At press time for this article, about 170,000 COVID-19 tests had been conducted in the U.S. Other countries scaled up at a much higher clip: South Korea, for example, has tested more than 270,000 people since February, despite having a population one-seventh our size. More than 120 other countries have been testing thousands of people each day using a test developed for the World Health Organization, and while the U.S. could have saved weeks of dithering and delay by adopting this test up front—or even by switching to this test when the delays became evident—it did not. (Although the reasons for that are unclear, they may be largely political.)

Currently, between the CDC and state public health labs nationwide, about 3-5,000 tests are being done every day. Private, commercial labs are scaling up testing, too: LabCorp has announced it now has the capacity to perform 20,000 tests daily across three labs nationwide, and Quest expects to achieve this capacity, also spread across three labs, by next week. More than 3,000 tests have been done so far in Georgia, about 2,300 of them in a commercial lab.

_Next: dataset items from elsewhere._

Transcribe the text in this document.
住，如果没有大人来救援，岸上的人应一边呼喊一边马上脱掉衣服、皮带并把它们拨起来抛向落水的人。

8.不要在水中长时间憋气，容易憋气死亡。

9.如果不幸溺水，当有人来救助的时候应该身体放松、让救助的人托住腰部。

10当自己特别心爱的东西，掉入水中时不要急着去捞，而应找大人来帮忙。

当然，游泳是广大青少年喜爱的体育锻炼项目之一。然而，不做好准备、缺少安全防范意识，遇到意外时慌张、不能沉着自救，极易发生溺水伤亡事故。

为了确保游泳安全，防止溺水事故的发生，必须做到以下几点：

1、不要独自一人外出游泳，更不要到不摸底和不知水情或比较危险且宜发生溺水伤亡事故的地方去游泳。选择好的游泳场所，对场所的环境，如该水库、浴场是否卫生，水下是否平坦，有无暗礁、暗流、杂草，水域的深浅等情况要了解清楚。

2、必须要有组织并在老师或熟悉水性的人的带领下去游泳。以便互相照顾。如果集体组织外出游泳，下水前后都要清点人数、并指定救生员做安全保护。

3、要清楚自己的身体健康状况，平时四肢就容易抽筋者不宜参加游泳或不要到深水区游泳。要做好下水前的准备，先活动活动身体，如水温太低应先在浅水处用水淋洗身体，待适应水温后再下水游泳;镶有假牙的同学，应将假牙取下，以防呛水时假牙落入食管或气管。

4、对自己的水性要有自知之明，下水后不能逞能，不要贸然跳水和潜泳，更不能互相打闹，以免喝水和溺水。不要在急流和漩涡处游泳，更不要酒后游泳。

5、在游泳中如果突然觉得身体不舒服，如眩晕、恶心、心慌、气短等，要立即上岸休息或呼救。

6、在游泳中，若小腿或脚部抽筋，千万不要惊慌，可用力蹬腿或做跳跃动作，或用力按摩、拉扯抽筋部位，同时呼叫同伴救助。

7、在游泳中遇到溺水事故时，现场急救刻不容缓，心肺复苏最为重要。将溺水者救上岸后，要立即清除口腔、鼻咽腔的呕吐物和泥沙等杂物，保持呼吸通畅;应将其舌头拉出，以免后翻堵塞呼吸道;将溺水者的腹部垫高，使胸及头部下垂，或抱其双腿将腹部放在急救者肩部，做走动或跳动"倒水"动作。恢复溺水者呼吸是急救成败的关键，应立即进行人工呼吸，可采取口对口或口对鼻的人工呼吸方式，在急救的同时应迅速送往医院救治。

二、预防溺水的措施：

In the meantime, Georgia’s public health officials have asked clinicians to reserve the test for those most vulnerable to severe illness in the event of an infection (such as elderly people and people with chronic underlying health conditions), those at risk of spreading the infection to vulnerable people (like healthcare workers and first responders), and hospitalized people.

Unlike many other tests healthcare providers order, the nasal swab needed to test for COVID-19 isn’t collected at an outpatient lab—it’s collected either in a clinic or, as of this week, at one of 18 drive-through specimen collection sites around the state, where people prioritized for testing could get swabbed for testing using one of hundreds of LabCorp and Quest kits reportedly purchased by the state. People will only be tested at these drive-through sites if they’ve been prescreened by a healthcare provider and have a referral.

The Georgia Department of Health has encouraged people with mild cold symptoms to isolate themselves at home until their symptoms go away. However, people with more severe symptoms should call their doctors or an urgent care center, where staff can determine whether the next steps should involve testing for COVID-19, the flu, or other common infections.